First responders – De eerste reagerende wetshandhavingsfunctionaris(sen) en/of andere openbare veiligheidsfunctionaris(sen) of dienstverlener(s) die op de plaats delict aankomen vóór de aankomst van de behandelende onderzoeker(s).
Fluorescerend poeder – Poeder dat fluorescerende chemicaliën bevat en dat op een oppervlak wordt aangebracht om latente afdrukken zichtbaar te maken; gebruikt in combinatie met een alternatieve lichtbron.
Impressiebewijsmateriaal – Voorwerpen of materialen die de kenmerken hebben behouden van andere voorwerpen die er fysiek tegenaan zijn gedrukt.
Latente afdruk – Een vingerafdruk, handpalmafdruk of voetafdruk die onder normale verlichting niet goed zichtbaar is.
Locard’s Verwisselprincipe – de theorie dat iedere persoon die een ruimte betreedt of verlaat, fysiek materiaal van de plaats delict zal deponeren of verwijderen.
Andere responders – personen die betrokken zijn bij een aspect van de plaats delict, zoals perimeterbeveiliging, verkeerscontrole, mediabeheer, scèneverwerking en technische ondersteuning, evenals officieren van justitie, medisch personeel, lijkschouwers, forensisch onderzoekers, bewijstechnici en brandweer- en reddingsfunctionarissen.
Presumptieve test – een test die doorgaans wordt uitgevoerd op een plaats delict en die onderzoekers basisinformatie verschaft over de verbinding in kwestie.

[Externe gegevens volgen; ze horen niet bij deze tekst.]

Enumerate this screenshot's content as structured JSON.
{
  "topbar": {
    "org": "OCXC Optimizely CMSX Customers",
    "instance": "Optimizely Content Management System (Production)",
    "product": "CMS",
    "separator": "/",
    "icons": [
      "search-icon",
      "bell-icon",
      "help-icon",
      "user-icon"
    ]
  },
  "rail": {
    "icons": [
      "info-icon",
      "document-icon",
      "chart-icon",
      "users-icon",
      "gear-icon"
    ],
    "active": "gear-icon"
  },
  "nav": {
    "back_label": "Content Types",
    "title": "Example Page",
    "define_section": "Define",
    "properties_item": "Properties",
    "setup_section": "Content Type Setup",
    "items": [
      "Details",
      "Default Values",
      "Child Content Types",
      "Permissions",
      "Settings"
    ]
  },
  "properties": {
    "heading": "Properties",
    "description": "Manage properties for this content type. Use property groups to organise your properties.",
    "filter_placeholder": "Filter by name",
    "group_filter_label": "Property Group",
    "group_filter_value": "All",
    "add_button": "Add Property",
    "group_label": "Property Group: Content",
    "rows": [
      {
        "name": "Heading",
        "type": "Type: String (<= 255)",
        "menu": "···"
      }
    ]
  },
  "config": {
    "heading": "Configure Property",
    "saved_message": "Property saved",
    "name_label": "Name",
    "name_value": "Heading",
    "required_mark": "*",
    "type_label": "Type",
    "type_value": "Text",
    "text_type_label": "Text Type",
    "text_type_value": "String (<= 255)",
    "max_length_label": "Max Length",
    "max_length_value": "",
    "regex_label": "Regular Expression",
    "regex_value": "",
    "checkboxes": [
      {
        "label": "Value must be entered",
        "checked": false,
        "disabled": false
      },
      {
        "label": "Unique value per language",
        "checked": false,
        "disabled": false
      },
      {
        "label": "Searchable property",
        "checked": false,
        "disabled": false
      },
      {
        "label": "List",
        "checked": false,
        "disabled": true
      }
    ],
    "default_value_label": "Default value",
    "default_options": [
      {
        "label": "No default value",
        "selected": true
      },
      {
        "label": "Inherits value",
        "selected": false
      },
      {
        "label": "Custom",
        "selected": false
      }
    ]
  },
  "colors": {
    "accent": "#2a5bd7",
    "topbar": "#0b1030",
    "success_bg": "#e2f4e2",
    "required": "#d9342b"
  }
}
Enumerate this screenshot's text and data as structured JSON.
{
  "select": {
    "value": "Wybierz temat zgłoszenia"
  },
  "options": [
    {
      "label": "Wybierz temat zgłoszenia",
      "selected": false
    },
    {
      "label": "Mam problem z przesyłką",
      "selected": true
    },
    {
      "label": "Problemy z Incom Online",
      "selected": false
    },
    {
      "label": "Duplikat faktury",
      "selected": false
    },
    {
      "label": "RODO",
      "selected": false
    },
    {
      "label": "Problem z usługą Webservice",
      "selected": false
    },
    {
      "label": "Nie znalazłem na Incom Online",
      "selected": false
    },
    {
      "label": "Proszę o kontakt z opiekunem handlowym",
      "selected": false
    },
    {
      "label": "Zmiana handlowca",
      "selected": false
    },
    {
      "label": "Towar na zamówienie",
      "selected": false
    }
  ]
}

Presumptieve tests kunnen doorgaans de klasse van het bewijsmateriaal onthullen, maar zijn niet in staat om de specifieke verbindingen waaruit het bestaat te bevestigen.
Probatief – het potentieel bezitten om details te verstrekken die waardevol zijn voor een onderzoek.
Reconstructief bewijsmateriaal – reconstructief bewijsmateriaal stelt onderzoekers in staat om inzicht te krijgen in de handelingen die op de plaats delict hebben plaatsgevonden; een gebroken ruit, een bloedspatpatroon, kogelbanen en schoenafdrukken.
Referentiemonster – materiaal van een verifieerbare/gedocumenteerde bron dat, wanneer het wordt vergeleken met bewijsmateriaal van een onbekende bron, een associatie of verband aantoont tussen een dader, plaats delict en/of slachtoffer.
Sporenbewijs – Fysiek bewijsmateriaal dat het resultaat is van de overdracht van kleine hoeveelheden materialen (bijv, haar, textielvezels, verfspanen, glasscherven, deeltjes van schotresten).
Voorbijgaand bewijsmateriaal – Bewijsmateriaal dat door zijn aard of door de omstandigheden op de plaats van het misdrijf zijn bewijskracht zal verliezen indien het niet wordt bewaard en beschermd (bijv, bloed in de regen).
Onbekend/onduidelijk monster – bewijsmateriaal van onbekende oorsprong; deze monsters kunnen op een plaats delict worden gevonden, tijdens het plegen van een misdrijf aan een dader worden overgedragen, of op meer dan één plaats delict worden gevonden.